بِسْمِ اللَّهِ الرَّحْمَٰنِ الرَّحِيمِ
وَمِنْهُمْ مَّنْ يَّسْتَمِعُ اِلَيْكَۚ حَتّٰىٓ اِذَا خَرَجُوْا مِنْ عِنْدِكَ قَالُوْا لِلَّذِيْنَ اُوْتُوا الْعِلْمَ مَاذَا قَالَ اٰنِفًا ۗ اُولٰۤىِٕكَ الَّذِيْنَ طَبَعَ اللّٰهُ عَلٰى قُلُوْبِهِمْ وَاتَّبَعُوْٓا اَهْوَاۤءَهُمْ ﴿١٦﴾
wa min-hum may yastami'u ilaīk, ḥattā iżā kharajụ min 'indika qālụ lillażīna ụtul-'ilma māżā qāla ānifā, ulā`ikallażīna ṭaba'allāhu 'alā qulụbihim wattaba'ū ahwā`ahum
Dan di antara mereka ada orang yang mendengarkan perkataanmu (Muhammad), tetapi apabila mereka telah keluar dari sisimu mereka berkata kepada orang yang telah diberi ilmu (sahabat-sahabat Nabi), “Apakah yang dikatakannya tadi?” Mereka itulah orang-orang yang dikunci hatinya oleh Allah dan mengikuti keinginannya. (16)
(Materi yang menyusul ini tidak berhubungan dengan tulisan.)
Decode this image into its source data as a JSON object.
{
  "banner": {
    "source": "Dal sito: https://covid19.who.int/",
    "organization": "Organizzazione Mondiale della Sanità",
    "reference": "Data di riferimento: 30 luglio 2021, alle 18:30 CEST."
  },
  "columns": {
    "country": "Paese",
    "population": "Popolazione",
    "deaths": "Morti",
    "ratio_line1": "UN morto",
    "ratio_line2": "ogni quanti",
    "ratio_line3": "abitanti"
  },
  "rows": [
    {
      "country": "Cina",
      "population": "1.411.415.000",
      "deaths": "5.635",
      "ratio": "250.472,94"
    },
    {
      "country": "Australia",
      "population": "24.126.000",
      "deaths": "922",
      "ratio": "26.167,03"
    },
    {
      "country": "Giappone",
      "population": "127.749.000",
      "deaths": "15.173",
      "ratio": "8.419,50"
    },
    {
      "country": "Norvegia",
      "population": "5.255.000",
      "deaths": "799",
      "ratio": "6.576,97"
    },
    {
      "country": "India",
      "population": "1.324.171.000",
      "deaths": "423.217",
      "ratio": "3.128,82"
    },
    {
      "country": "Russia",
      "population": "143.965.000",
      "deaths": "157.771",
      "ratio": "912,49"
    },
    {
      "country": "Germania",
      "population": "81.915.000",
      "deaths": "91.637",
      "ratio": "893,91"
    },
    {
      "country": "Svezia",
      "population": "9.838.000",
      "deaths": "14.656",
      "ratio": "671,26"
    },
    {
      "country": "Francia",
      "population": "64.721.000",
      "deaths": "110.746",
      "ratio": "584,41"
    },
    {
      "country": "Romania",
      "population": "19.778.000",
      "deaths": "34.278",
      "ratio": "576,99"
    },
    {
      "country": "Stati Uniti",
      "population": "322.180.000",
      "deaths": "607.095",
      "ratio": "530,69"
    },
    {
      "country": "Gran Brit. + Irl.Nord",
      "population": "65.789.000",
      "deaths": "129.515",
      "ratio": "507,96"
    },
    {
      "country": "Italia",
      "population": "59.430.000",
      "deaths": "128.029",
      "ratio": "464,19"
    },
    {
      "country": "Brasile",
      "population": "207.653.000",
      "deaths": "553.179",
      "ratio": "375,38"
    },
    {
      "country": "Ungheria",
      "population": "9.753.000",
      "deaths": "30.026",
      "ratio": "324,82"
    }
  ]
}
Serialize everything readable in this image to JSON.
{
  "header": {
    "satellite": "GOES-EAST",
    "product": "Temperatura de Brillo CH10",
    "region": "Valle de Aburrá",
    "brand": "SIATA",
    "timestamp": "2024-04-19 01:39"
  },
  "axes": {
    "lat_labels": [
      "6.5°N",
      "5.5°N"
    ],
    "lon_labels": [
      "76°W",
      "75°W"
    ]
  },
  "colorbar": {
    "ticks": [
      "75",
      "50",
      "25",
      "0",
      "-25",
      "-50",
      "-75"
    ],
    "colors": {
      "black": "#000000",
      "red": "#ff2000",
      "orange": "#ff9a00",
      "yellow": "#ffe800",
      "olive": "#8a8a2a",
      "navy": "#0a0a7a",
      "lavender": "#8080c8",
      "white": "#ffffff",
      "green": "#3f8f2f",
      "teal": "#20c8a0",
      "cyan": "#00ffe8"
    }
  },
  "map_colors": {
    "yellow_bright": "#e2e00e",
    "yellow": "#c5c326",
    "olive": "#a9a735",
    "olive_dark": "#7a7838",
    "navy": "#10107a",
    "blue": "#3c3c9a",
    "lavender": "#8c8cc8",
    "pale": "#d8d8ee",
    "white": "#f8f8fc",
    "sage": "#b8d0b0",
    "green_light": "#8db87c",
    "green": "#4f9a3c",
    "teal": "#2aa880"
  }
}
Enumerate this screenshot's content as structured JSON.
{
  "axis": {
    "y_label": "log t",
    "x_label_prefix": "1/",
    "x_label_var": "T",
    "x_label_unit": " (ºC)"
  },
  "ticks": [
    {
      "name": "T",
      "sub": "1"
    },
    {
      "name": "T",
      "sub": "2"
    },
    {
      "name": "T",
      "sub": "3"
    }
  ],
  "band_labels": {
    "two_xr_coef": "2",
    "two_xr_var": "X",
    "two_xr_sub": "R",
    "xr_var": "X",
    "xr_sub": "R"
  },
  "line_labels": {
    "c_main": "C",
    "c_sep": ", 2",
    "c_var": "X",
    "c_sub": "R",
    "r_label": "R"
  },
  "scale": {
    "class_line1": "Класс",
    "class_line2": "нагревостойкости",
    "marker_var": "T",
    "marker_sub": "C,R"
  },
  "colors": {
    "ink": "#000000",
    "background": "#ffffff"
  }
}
Ibnul Mundzir meriwayatkan dari Ibnu Juraij yang berkata, “Orang-orang mukmin dan munafik sama-sama berkumpul di majelis Rasulullah. Adapun orang-orang beriman maka mereka dengan serius mendengarkan dan menghayati apa-apa yang disampaikan Rasulullah. Hal ini berbeda dengan orang-orang munafik yang hanya sekedar mendengarkan, namun tidak menghayatinya. Itulah sebabnya, ketika telah berada di luar, mereka lantas bertanya kepada orang-orang mukmin, ‘Apa yang tadi hai (Rasulullah) katakana?’ terhadap sikap mereka tersebut, turunlah ayat ini.”